Peristiwa perkawinan merupakan salah satu tahapan yang dianggap penting dalam hidup manusia dan telah dijalani selama berabad abad pada suatu kebudayaan dan komunitas agama. Sebagian orang menganggapnya sebagai peristiwa sakral, sebagaimana peristiwa kelahiran dan kematian, yang diusahakan hanya terjadi sekali dalam seumur hidup. Terdapat juga fungsi dan aturan dalam perkawinan  menurut ketiga agama tersebut yakni pertama, untuk menciptakan kedamaian dan keharmonisan diantara kedua pasangan. Tetapi yang menjadi permasalahan disini adalah, peran yang dimainkan perempuan sebagai istri apabila tidak sepenuhnya seperti apa yang  diinginkan, Seorang istri atau ibu tersebut dapat digambarkan sebagai orang yang tidak sempurna. Artinya, dia tidak memiliki hak atas kemandirian dan kebebasannya untuk peran sebagai ibu.  Kedua, perkawinan untuk melahirkan keturunan, dimana jika perempuan mengalami kemandulan akan dianggap tidak berguna dan mendapat cibiran. Ketiga, menghindari praktik hubungan seksual diluar nikah (zina). Apabila hal tersebut terjadi akan mendapatkan sanksi sosial dengan dipermalukan, secara fisik akan memperoleh stigma sebagai orang yang tidak bermoral. Karena fisik terdapat jejak seperti hilangnya keperawanan pada perempuan, yang selama ini biasanya lelaki dalam sistem patriarki melihat tolak ukur harga diri perempuan dari keperawanannya. Sementara keperjakaan lelaki tidak di permasalahkan, meskipun kedua nya memang harus dijaga sebelum perkawinan. Dalam hal ini yang banyak dirugikan yaitu perempuan, sehingga perempuan tidak memiliki kebebasan atas pilihan mereka dan tentu dirasa tidak adil.
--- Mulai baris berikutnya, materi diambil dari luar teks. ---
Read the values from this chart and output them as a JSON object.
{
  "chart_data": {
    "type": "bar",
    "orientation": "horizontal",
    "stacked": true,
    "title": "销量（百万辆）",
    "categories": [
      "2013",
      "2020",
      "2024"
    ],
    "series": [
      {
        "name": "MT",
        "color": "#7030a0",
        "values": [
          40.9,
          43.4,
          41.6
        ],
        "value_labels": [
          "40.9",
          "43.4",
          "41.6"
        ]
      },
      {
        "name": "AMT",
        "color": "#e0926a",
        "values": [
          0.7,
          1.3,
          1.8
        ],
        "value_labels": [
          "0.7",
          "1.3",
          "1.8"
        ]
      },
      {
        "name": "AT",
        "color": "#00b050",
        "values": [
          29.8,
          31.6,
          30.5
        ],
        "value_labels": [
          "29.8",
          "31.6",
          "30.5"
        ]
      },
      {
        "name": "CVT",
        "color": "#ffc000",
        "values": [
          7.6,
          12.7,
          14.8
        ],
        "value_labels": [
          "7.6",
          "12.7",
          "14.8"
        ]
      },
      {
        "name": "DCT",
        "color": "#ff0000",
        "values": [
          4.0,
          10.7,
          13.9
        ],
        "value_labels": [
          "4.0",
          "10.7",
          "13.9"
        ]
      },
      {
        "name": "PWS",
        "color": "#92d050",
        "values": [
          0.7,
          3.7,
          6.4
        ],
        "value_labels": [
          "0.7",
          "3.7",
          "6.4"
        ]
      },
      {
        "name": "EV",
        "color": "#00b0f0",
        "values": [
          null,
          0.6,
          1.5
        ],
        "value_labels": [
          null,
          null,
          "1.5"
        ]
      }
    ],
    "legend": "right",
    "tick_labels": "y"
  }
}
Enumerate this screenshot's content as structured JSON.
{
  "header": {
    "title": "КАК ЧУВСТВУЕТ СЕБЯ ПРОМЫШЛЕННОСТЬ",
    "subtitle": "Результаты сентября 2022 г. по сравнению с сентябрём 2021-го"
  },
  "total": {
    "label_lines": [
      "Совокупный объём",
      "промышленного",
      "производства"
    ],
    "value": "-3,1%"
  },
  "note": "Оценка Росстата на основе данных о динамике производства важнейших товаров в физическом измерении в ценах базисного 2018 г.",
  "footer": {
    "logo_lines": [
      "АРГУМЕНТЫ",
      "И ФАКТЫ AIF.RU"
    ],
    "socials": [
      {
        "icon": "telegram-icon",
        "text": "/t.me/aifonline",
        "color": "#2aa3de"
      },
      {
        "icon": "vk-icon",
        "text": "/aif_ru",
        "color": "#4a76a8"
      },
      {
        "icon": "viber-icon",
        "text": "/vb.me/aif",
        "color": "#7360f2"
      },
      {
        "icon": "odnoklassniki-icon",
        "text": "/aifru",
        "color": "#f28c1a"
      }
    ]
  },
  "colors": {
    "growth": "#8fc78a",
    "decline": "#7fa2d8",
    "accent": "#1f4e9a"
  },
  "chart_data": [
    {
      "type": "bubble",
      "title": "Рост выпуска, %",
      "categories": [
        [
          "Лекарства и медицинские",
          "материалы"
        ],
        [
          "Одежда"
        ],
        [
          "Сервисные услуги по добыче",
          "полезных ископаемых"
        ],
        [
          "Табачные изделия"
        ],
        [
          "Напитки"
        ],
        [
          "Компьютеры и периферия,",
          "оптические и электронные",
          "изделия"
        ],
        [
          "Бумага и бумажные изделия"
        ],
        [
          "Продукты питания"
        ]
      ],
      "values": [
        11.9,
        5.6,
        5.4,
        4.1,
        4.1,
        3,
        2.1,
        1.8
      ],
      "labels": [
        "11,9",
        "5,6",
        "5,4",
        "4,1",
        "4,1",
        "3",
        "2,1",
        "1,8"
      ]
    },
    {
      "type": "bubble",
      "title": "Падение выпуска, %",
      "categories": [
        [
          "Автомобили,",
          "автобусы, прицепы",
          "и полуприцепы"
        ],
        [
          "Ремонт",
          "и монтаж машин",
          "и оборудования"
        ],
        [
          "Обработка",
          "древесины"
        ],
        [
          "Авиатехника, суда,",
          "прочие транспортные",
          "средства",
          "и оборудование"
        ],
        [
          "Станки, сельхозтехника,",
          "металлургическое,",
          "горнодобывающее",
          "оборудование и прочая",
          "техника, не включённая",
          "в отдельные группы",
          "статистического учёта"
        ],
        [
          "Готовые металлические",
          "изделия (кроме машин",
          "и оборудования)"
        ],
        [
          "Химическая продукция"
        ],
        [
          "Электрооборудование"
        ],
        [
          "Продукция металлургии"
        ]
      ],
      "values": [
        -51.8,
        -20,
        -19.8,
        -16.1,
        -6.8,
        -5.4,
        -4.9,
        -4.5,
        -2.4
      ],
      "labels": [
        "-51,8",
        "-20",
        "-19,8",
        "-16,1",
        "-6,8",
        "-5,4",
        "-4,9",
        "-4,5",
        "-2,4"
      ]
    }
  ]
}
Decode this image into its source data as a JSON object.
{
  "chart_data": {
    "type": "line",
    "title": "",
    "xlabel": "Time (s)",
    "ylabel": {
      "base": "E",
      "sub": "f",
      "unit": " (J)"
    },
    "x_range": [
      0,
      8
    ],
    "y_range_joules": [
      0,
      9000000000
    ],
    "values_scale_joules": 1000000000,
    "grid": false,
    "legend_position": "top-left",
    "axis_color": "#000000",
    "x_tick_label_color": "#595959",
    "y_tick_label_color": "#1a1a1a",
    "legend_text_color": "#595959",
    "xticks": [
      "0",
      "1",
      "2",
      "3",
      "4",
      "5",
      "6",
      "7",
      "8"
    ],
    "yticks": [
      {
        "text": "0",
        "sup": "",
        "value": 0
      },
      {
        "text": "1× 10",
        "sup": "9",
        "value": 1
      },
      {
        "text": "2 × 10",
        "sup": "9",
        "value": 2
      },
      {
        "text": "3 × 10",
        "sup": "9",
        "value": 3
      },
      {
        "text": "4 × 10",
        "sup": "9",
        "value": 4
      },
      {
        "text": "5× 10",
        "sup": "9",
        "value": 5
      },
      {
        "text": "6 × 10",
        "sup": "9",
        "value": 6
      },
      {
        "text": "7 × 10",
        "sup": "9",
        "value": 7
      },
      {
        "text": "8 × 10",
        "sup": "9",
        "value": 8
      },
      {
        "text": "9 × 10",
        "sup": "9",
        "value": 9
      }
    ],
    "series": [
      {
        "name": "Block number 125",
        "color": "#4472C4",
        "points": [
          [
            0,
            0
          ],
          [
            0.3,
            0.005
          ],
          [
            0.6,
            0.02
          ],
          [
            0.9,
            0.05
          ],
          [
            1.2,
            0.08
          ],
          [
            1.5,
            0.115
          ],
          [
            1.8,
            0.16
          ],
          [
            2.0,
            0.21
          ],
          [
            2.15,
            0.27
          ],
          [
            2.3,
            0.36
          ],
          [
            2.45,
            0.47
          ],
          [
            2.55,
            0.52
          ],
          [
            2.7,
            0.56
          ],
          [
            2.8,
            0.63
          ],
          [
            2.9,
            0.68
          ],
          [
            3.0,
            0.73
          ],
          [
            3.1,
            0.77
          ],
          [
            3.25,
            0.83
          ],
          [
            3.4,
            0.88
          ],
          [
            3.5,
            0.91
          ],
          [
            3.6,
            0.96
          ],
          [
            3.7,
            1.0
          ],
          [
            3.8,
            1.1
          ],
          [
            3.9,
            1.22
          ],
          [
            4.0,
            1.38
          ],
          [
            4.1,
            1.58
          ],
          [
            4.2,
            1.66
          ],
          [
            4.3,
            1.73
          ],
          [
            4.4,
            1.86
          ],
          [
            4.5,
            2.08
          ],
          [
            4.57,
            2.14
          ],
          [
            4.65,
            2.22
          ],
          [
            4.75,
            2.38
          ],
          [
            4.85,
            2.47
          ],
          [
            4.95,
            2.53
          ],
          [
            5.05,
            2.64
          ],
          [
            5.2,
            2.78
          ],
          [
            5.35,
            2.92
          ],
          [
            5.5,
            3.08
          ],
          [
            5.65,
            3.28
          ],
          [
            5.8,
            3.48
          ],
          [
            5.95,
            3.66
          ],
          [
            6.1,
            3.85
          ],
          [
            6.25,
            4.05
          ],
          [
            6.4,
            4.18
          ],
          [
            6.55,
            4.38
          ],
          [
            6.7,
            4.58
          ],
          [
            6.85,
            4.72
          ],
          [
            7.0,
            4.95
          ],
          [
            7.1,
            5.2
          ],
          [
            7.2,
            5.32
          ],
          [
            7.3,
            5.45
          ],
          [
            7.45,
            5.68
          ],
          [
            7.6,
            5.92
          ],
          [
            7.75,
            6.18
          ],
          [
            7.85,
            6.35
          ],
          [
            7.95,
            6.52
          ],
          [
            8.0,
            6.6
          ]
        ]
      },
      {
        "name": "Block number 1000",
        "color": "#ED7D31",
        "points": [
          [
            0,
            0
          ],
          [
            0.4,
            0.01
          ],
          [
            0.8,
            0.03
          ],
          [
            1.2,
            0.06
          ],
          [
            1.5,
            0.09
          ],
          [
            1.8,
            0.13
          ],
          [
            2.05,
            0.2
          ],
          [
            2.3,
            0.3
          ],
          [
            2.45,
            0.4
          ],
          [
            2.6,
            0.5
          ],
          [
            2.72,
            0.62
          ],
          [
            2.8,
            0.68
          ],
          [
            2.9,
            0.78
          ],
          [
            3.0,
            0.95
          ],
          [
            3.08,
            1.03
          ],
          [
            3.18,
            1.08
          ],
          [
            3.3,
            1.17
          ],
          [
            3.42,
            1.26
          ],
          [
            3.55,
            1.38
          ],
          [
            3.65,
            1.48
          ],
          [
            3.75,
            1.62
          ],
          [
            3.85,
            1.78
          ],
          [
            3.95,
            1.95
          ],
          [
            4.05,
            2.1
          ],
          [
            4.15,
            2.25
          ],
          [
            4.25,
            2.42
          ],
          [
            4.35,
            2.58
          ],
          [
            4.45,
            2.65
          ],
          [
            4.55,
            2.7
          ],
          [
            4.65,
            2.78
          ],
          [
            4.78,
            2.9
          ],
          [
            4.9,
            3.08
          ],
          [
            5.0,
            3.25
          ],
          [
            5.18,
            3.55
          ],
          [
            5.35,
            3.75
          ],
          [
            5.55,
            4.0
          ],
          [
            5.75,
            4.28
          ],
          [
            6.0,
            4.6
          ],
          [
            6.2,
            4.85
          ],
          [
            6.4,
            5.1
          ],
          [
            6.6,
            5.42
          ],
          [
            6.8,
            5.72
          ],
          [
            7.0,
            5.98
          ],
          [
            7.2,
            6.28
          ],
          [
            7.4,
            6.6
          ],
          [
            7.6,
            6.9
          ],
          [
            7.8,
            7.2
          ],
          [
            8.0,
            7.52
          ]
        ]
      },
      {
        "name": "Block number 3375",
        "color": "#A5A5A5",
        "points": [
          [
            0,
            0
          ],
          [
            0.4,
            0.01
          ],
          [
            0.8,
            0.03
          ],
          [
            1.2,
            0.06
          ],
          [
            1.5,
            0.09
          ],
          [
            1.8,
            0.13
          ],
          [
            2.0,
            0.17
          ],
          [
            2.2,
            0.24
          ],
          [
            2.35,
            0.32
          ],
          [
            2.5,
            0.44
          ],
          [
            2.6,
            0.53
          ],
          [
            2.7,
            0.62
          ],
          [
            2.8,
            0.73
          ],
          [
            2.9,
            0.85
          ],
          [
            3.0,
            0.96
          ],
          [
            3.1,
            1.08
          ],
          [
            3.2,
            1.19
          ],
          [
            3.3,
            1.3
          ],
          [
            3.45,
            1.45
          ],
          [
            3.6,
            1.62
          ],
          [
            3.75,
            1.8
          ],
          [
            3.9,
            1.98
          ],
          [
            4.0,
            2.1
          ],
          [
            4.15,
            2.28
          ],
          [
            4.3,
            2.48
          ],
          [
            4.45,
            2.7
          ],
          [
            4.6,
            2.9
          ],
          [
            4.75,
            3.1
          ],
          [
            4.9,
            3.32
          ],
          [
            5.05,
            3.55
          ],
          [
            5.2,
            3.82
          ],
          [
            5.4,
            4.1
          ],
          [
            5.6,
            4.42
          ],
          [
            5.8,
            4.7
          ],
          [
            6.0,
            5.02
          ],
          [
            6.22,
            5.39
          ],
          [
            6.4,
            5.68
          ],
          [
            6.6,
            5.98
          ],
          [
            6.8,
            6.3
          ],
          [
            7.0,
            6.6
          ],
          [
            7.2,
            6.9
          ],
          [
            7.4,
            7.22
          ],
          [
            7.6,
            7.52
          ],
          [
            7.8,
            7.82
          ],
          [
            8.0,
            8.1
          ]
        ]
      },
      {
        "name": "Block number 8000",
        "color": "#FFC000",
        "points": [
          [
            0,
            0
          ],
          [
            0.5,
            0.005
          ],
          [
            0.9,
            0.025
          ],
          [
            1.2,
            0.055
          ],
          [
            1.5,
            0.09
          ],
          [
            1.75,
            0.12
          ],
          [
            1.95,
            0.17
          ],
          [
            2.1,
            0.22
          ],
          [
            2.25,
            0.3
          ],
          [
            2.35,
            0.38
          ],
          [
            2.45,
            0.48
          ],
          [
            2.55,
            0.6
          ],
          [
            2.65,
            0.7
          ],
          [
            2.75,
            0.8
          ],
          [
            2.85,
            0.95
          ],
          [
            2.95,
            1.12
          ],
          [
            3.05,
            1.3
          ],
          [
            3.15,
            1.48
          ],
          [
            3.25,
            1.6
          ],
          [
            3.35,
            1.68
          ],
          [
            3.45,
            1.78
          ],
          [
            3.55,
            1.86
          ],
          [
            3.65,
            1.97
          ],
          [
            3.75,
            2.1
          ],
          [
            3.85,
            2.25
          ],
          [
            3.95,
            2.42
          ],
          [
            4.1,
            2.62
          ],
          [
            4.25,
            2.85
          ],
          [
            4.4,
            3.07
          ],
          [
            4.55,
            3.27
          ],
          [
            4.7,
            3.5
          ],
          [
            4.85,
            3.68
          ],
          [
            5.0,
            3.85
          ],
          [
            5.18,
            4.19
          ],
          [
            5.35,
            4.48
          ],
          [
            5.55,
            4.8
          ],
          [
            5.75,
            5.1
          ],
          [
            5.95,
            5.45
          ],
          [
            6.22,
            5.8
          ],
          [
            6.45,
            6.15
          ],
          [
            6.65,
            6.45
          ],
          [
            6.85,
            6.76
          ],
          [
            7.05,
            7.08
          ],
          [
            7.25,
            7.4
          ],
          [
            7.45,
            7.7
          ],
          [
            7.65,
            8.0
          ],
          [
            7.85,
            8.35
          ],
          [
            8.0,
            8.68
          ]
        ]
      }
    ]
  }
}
Ketika hal ini terjadi, bukan tidak mungkin seorang pria memilih poligami sebagai bentuk ketidakpuasan terhadap istrinya. Poligami diartikan sebagai praktiki perkawinan yang dilakukan seorang lelaki yang yang memiliki istri lebih dari satu pada saat yang bersamaan. Poligami telah dilegalkan dalam sejarah Islam itu sendiri dan termasuk dalam syair Al-Qur'an "Qs. An-Nisa ayat 3". Para nabi pun melakukan poligami pada istri mereka, tetapi hal ini dimaksudkan untuk memecahkan masalah yang terjadi pada masa itu, dimana menikahkan janda atau para istri yang ditinggalkan oleh suaminya ketika di medan perang. Di Indonesia sendiri pun praktik poligami banyak dilakukan dan dilegalkan oleh hukum, asal dapat menjamin keperluan hidup istri dan anaknya.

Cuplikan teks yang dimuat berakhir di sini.